Part history, part chemistry, part whodunit, Poison: Deadly Deeds, Perilous Professions, and Murderous Medicines traces the role poisons have played in history from antiquity to the present and shines a ghoulish light on the deadly intersection of human nature . . . and Mother Nature.

 

The Secret of the Scuba Diving Spider… and More!
By Ana Maria Rodriguez (Enslow Publishing)


Readers will dive along with an underwater spider and also discover why caterpillars need an emergency whistle, how moths talk back to bats, that zombie beetles really exist, and what makes cockroaches so hard to catch. Primary sources include interviews with the scientists and original photos. Simple yet detailed language makes complicated scientific ideas easy to understand. A hands-on activity allows students to take on the role of scientist and examine these basic biological principles themselves.

 

Fault Lines in the Constitution:The Framers, Their Fights, and the Flaws That Affect Us Today By Cynthia Levinson; Sanford Levinson (Peachtree Publishers)

Many of the political issues we struggle with today have their roots in the US Constitution.

Husband-and-wife team Cynthia and Sanford Levinson take readers back to the creation of this historic document and discuss how contemporary problems were first introduced–then they offer possible solutions. Think Electoral College, gerrymandering, even the Senate.
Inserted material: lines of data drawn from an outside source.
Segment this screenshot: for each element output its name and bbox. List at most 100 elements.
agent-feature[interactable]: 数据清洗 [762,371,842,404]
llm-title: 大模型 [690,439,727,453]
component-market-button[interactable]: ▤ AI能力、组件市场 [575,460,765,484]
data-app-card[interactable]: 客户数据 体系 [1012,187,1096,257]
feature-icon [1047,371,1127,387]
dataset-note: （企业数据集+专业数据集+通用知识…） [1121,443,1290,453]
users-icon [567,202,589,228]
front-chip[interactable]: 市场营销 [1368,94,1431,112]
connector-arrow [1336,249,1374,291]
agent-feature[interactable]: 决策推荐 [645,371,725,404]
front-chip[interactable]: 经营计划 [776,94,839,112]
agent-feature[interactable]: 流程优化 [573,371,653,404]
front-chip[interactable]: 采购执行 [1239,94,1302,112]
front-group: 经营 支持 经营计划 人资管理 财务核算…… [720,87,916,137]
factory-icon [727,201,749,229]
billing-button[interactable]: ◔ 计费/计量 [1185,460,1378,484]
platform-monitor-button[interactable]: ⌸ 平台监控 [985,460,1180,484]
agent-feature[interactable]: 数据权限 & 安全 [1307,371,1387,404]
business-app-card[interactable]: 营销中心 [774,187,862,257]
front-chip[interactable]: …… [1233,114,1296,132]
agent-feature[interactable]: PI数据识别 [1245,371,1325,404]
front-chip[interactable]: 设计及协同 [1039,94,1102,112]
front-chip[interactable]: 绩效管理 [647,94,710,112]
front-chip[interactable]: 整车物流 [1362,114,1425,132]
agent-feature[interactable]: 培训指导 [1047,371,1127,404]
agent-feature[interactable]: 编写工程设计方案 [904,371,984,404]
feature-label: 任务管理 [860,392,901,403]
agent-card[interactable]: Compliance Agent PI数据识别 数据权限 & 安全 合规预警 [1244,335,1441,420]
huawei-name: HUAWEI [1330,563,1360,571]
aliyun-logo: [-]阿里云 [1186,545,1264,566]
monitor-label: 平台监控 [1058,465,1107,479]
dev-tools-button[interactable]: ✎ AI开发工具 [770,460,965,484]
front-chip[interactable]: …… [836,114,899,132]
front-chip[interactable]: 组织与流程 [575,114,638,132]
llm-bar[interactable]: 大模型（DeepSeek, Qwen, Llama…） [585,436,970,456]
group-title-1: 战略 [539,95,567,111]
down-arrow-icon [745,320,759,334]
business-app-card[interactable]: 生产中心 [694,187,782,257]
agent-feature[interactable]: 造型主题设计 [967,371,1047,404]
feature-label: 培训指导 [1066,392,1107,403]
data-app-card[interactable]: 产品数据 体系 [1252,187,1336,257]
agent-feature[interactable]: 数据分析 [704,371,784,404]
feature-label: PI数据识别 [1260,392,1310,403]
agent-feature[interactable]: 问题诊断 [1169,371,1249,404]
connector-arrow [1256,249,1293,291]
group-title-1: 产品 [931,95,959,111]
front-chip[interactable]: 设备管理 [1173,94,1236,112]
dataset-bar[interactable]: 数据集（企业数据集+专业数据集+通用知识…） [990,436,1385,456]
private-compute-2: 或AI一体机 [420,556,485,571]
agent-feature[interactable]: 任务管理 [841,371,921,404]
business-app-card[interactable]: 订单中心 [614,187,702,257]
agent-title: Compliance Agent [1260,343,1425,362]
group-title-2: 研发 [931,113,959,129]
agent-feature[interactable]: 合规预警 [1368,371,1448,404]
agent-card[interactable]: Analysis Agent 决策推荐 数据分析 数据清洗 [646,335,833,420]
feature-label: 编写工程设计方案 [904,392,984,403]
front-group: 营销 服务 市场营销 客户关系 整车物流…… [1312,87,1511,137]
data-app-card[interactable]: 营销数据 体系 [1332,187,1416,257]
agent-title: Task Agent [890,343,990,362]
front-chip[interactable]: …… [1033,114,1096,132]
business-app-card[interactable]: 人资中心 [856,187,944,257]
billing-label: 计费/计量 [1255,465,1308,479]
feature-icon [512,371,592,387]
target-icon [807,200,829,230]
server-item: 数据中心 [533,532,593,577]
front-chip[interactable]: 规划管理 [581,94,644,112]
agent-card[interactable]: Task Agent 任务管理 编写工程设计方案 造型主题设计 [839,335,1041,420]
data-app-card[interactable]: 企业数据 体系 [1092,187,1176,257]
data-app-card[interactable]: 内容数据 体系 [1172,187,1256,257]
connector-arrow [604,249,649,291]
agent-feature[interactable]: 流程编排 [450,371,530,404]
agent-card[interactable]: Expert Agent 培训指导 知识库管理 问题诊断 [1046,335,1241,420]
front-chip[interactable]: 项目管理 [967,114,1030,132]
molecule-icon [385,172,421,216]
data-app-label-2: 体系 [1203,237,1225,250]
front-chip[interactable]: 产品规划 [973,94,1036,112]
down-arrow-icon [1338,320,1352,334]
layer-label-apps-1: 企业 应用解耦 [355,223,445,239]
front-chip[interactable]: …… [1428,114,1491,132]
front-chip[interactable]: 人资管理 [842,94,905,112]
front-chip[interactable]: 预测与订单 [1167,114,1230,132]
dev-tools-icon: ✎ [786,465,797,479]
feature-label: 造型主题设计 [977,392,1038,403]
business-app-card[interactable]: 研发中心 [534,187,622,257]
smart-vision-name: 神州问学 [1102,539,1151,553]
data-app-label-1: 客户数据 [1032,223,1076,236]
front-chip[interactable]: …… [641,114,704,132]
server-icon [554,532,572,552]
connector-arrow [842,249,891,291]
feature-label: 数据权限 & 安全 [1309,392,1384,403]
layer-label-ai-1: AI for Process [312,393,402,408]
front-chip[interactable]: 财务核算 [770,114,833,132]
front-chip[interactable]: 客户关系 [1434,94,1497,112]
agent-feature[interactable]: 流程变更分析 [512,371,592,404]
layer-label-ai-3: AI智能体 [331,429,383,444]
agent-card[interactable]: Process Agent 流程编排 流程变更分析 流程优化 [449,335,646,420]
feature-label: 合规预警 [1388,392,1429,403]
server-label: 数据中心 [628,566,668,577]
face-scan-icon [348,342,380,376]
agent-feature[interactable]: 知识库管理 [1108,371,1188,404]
Many of us take these features in our system for granted. But they came about through haggling in an overheated room in 1787, and we’re still experiencing the ramifications.  From the award-winning team, Cynthia Levinson, children’s book author, and Sanford Levinson, constitutional law scholar, Fault Lines in the Constitution will encourage exploration and discussion from young and old readers alike.

 

Two Truths and a Lie: It’s Alive!  By Ammi-Joan Paquette; Laurie Ann Thompson (Walden Pond Press)

Two Truths and a Lie is the first book in a fascinating new series that presents some of the most crazy-but-true stories about the living world as well as a handful of stories that are too crazy to be true–and asks readers to separate facts from the fakes

Every story in this book is strange and astounding. But not all of them are real. Just like the old game in this book’s title, two out of every three stories are completely true and one is an outright lie. Can you guess which? It’s not going to be easy. Some false stories are based on truth, and some of the true stories are just plain unbelievable. And they’re all accompanied by dozens of photos, maps, and illustrations. Amaze yourself and trick your friends as you sort out the fakes from the facts

 

Geoengineering Earth’s Climate: Resetting the Thermostat By Jennifer Swanson (21st Century Books/Lerner)

“Most scientists agree that Earth is warming rapidly. Glaciers are melting and rising seawaters are submerging islands and coastal cities. In the coming decades, millions will likely have to escape extreme weather caused by climate change. Some scientists say we need to act faster and with radical new technologies—now—to save our planet. They propose geoengineering, or “”engineering Earth,”” to reset our global thermostat. Ideas include thickening clouds with chemicals to reduce the amount of sunlight and pulling carbon dioxide from the air with machines. However, critics say that geoengineering could backfire and create even worse weather. Is geoengineering too risky? Or is it our best hope of survival?”